Jogos
Ex-chefe da PlayStation cobra variedade: cadê o novo Katamari?
Se você olhar para os grandes lançamentos dos últimos anos, vai notar um padrão: shooter aqui, shooter ali, mundo aberto medieval logo depois. Shawn Layden, ex-presidente da Sony Interactive Entertainment, também percebeu isso e não ficou quieto.
Em entrevista ao canal PSI no YouTube, ele falou sem rodeios sobre a falta de criatividade da indústria atual e apontou o dedo para o culpado: o custo absurdo de fazer um jogo AAA hoje. E o argumento dele faz bastante sentido.
O que o dinheiro mudou nos games
Na era do PlayStation 1, produzir um jogo custava entre 5 e 7 milhões de dólares. Com esse valor, dava para apostar em dez ideias diferentes, errar em algumas e ainda sair aprendendo.
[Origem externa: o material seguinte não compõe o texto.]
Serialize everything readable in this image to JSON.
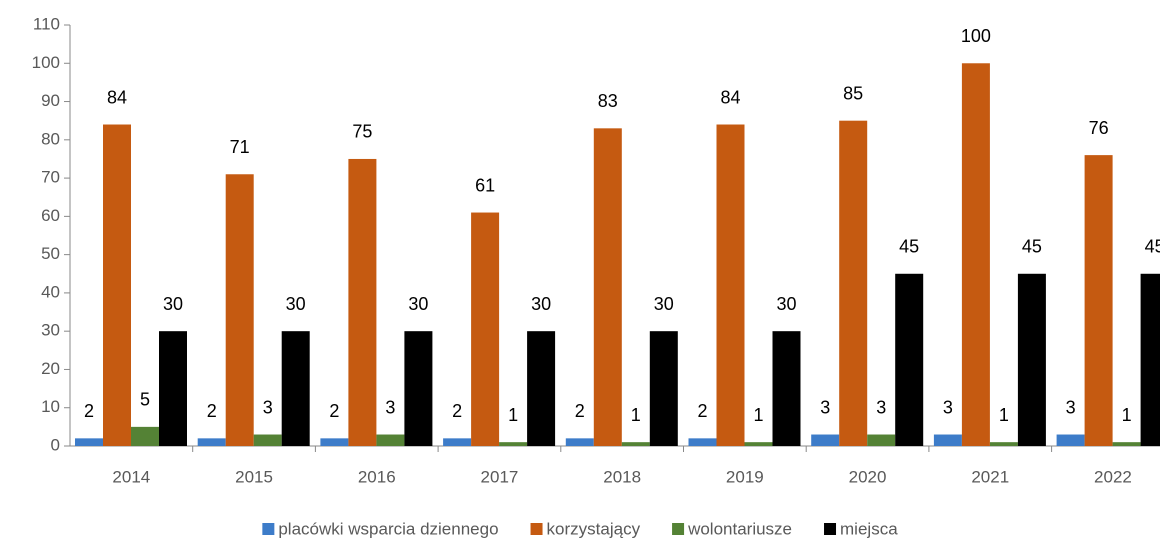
{
  "chart_data": {
    "type": "bar",
    "categories": [
      "2014",
      "2015",
      "2016",
      "2017",
      "2018",
      "2019",
      "2020",
      "2021",
      "2022"
    ],
    "series": [
      {
        "name": "placówki wsparcia dziennego",
        "color": "#3d7cc9",
        "values": [
          2,
          2,
          2,
          2,
          2,
          2,
          3,
          3,
          3
        ]
      },
      {
        "name": "korzystający",
        "color": "#c55a11",
        "values": [
          84,
          71,
          75,
          61,
          83,
          84,
          85,
          100,
          76
        ]
      },
      {
        "name": "wolontariusze",
        "color": "#548235",
        "values": [
          5,
          3,
          3,
          1,
          1,
          1,
          3,
          1,
          1
        ]
      },
      {
        "name": "miejsca",
        "color": "#000000",
        "values": [
          30,
          30,
          30,
          30,
          30,
          30,
          45,
          45,
          45
        ]
      }
    ],
    "ylim": [
      0,
      110
    ],
    "yticks": [
      0,
      10,
      20,
      30,
      40,
      50,
      60,
      70,
      80,
      90,
      100,
      110
    ],
    "grid": false,
    "legend": "bottom"
  }
}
Era o ambiente perfeito para jogos completamente fora do padrão.
Hoje, segundo Layden, títulos AAA podem ultrapassar os 300 milhões de dólares em custo de produção. Com esse valor em jogo, ninguém quer arriscar numa ideia maluca. O resultado é uma indústria que prefere repetir fórmulas do que inventar algo novo.
Looter shooter, hero shooter, extraction shooter… e só
Layden descreveu ir a um game awards recente e se sentir desapontado ao ver que praticamente todos os jogos apresentados pareciam variações do mesmo tema: apocalipse zumbi, soldados espaciais ou guerreiros medievais com espadas gigantes.
Para ele, a pergunta mais importante da indústria agora é: onde está o próximo Katamari Damacy? Ou um novo PaRappa the Rapper? Esses jogos completamente fora do convencional simplesmente não encontram mais espaço para existir quando tudo é medido por projeção de receita.
Ideia original?
Segundo Layden, conseguir financiamento para um projeto original hoje significa ser bombardeado com perguntas como é uma sequência? É uma IP já estabelecida? Desenvolvedores se veem obrigados a vender suas ideias como combinações de títulos conhecidos só para serem ouvidos.
Qualquer coisa fora desse molde não passa na triagem. Ninguém quer bancar algo verdadeiramente novo, por mais empolgante que seja a ideia. E enquanto a indústria continuar julgando jogos exclusivamente por projeções de receita, a tolerância ao risco vai continuar em zero.
O problema vai além da criatividade
Layden vê consequências práticas além do campo artístico. Ao fechar as portas para jogos diferentes, a indústria também perde a chance de atrair novos públicos que simplesmente não se identificam com mais um shooter ou mais uma aventura medieval.
A diversidade de catálogo que tornou o PS1 uma era tão especial para muitos jogadores não foi acidente. Foi resultado de um ambiente onde errar custava pouco e ousar custava ainda menos.